According to the Western Cape Renal Registry, which was set up last year, the Western Cape’s public sector was only able to treat 30 percent of patients in end-stage kidney disease.

About 70 percent were sent home to die due to lack of resources.

Lack of treatment centres in other provinces also meant that people travelled from their home provinces to better-equipped provinces such as the Western Cape and Gauteng to seek treatment. Such measures not only inconvenienced patients, but placed a lot of pressure on provinces that offered treatment.

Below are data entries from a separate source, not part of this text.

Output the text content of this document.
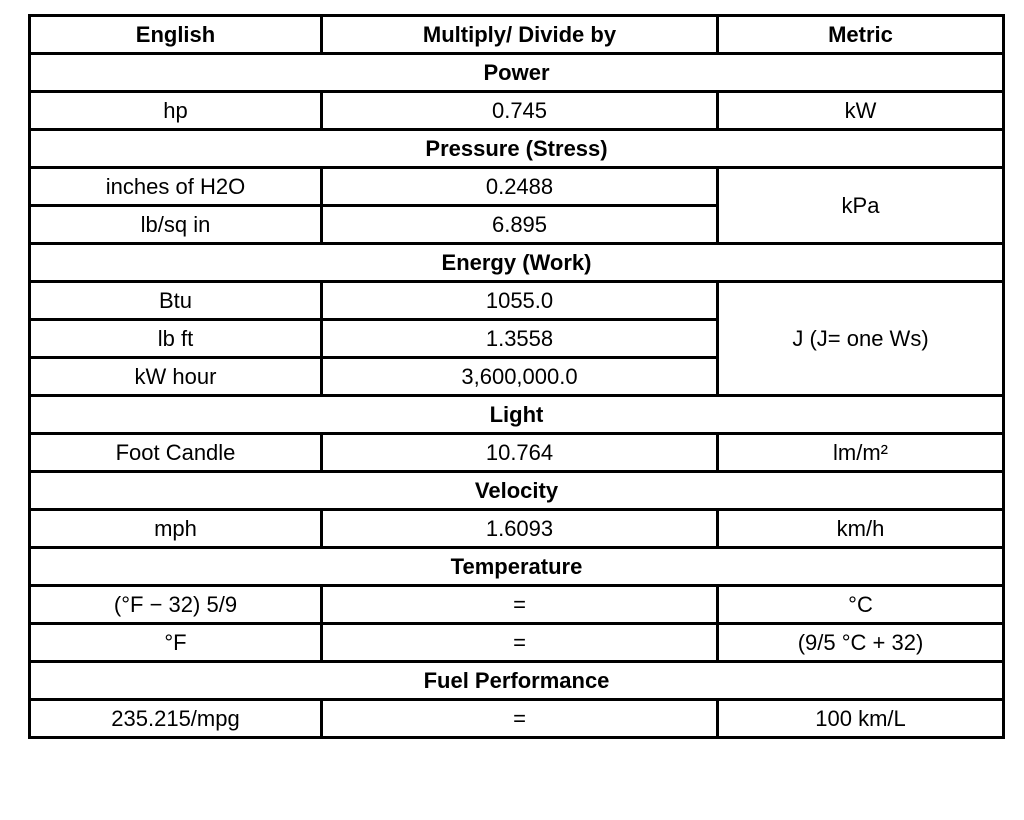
English	Multiply/ Divide by	Metric
Power		
hp	0.745	kW
Pressure (Stress)		
inches of H2O	0.2488	kPa
lb/sq in	6.895	
Energy (Work)		
Btu	1055.0	J (J= one Ws)
lb ft	1.3558	
kW hour	3,600,000.0	
Light		
Foot Candle	10.764	lm/m²
Velocity		
mph	1.6093	km/h
Temperature		
(°F − 32) 5/9	=	°C
°F	=	(9/5 °C + 32)
Fuel Performance		
235.215/mpg	=	100 km/L
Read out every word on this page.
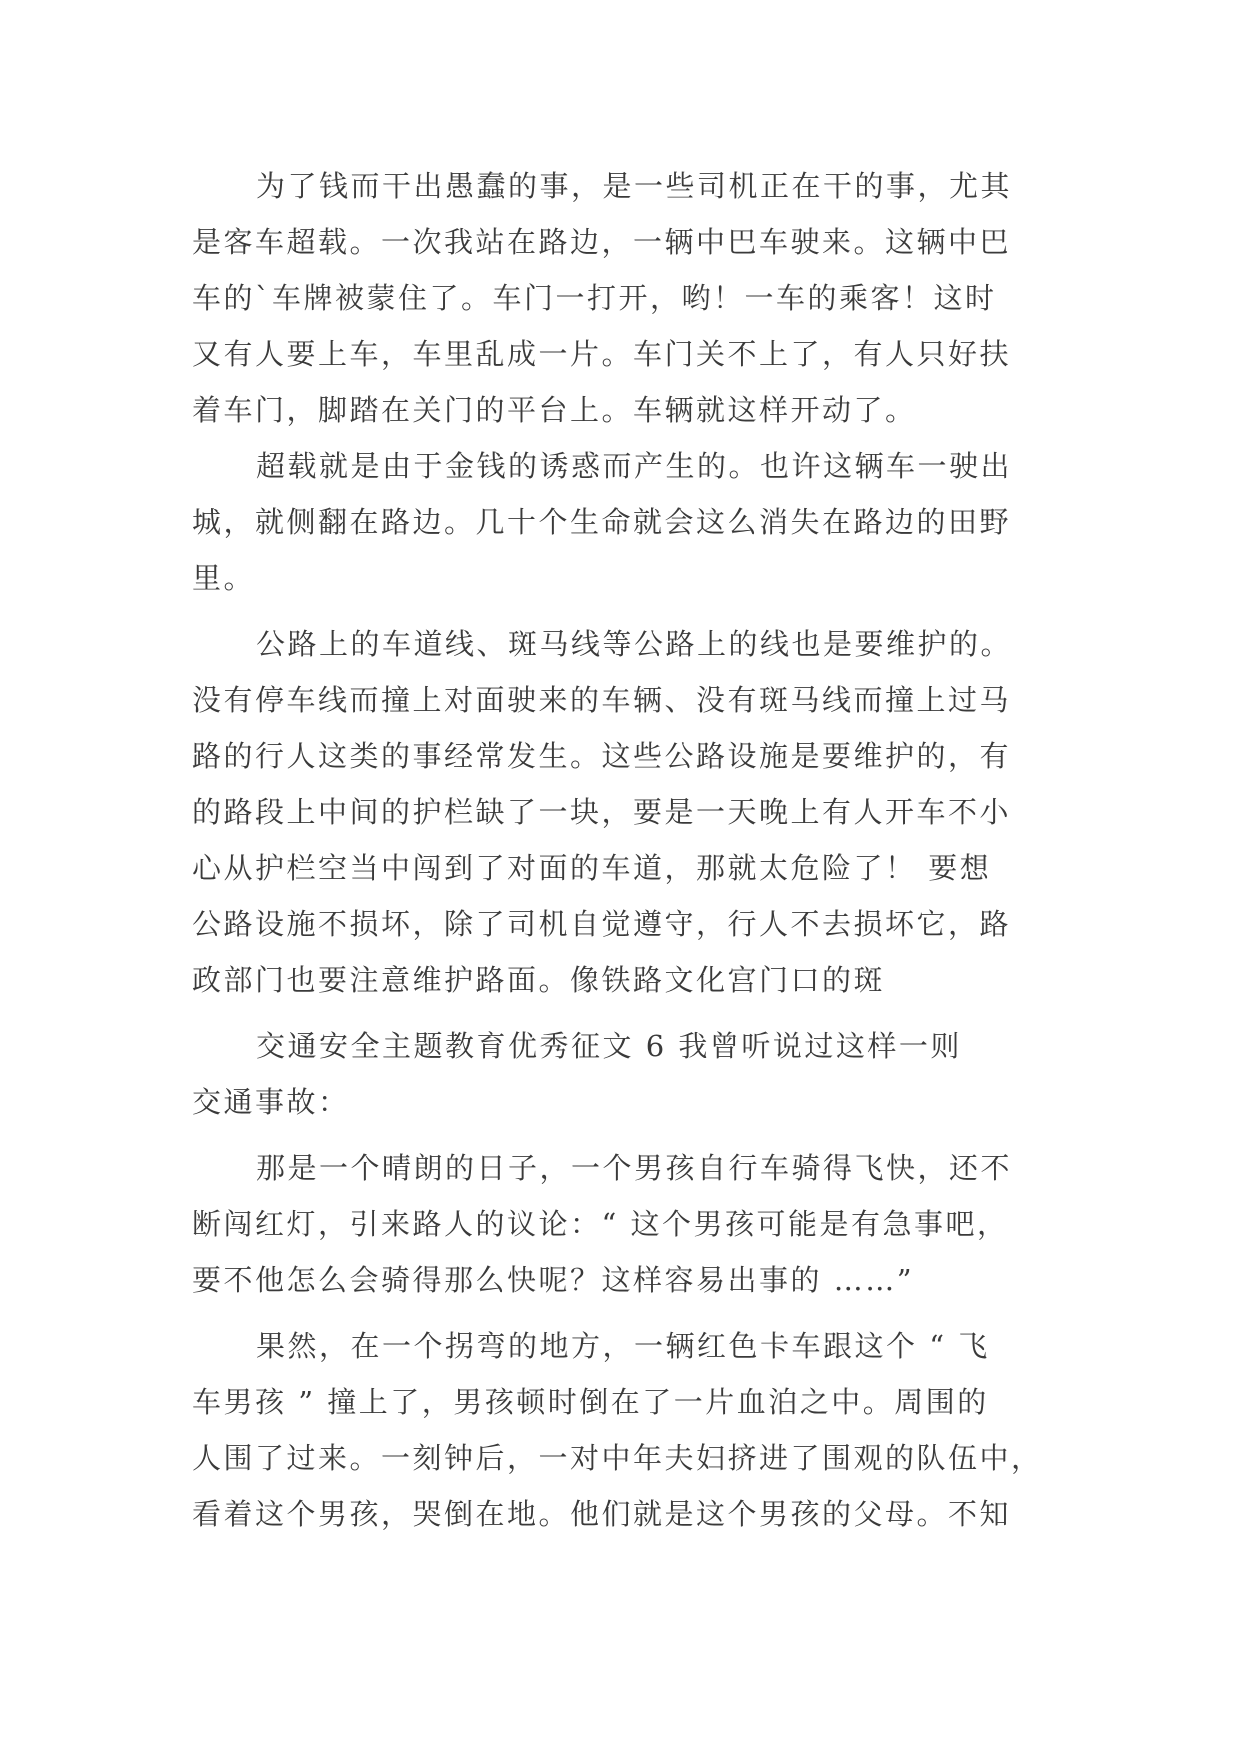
为了钱而干出愚蠢的事，是一些司机正在干的事，尤其

是客车超载。一次我站在路边，一辆中巴车驶来。这辆中巴

车的`车牌被蒙住了。车门一打开，哟！一车的乘客！这时

又有人要上车，车里乱成一片。车门关不上了，有人只好扶

着车门，脚踏在关门的平台上。车辆就这样开动了。

超载就是由于金钱的诱惑而产生的。也许这辆车一驶出

城，就侧翻在路边。几十个生命就会这么消失在路边的田野

里。

公路上的车道线、斑马线等公路上的线也是要维护的。

没有停车线而撞上对面驶来的车辆、没有斑马线而撞上过马

路的行人这类的事经常发生。这些公路设施是要维护的，有

的路段上中间的护栏缺了一块，要是一天晚上有人开车不小

心从护栏空当中闯到了对面的车道，那就太危险了！ 要想

公路设施不损坏，除了司机自觉遵守，行人不去损坏它，路

政部门也要注意维护路面。像铁路文化宫门口的斑

交通安全主题教育优秀征文 6 我曾听说过这样一则

交通事故：

那是一个晴朗的日子，一个男孩自行车骑得飞快，还不

断闯红灯，引来路人的议论：“ 这个男孩可能是有急事吧，

要不他怎么会骑得那么快呢？这样容易出事的 ……”

果然，在一个拐弯的地方，一辆红色卡车跟这个 “ 飞

车男孩 ” 撞上了，男孩顿时倒在了一片血泊之中。周围的

人围了过来。一刻钟后，一对中年夫妇挤进了围观的队伍中，

看着这个男孩，哭倒在地。他们就是这个男孩的父母。不知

Stellenbosch University professor Razeen Davids, who heads the renal registry, said the chronic kidney disease was a silent killer affecting one in every 10 South Africans.

Because of its lack of symptoms in the early stages of the disease, not many patients realised they had kidney problems.

Francis said only patients who would ultimately qualify for renal transplantation were accepted into the renal dialysis programme. The overriding criterion for acceptance is “suitability for transplantation”.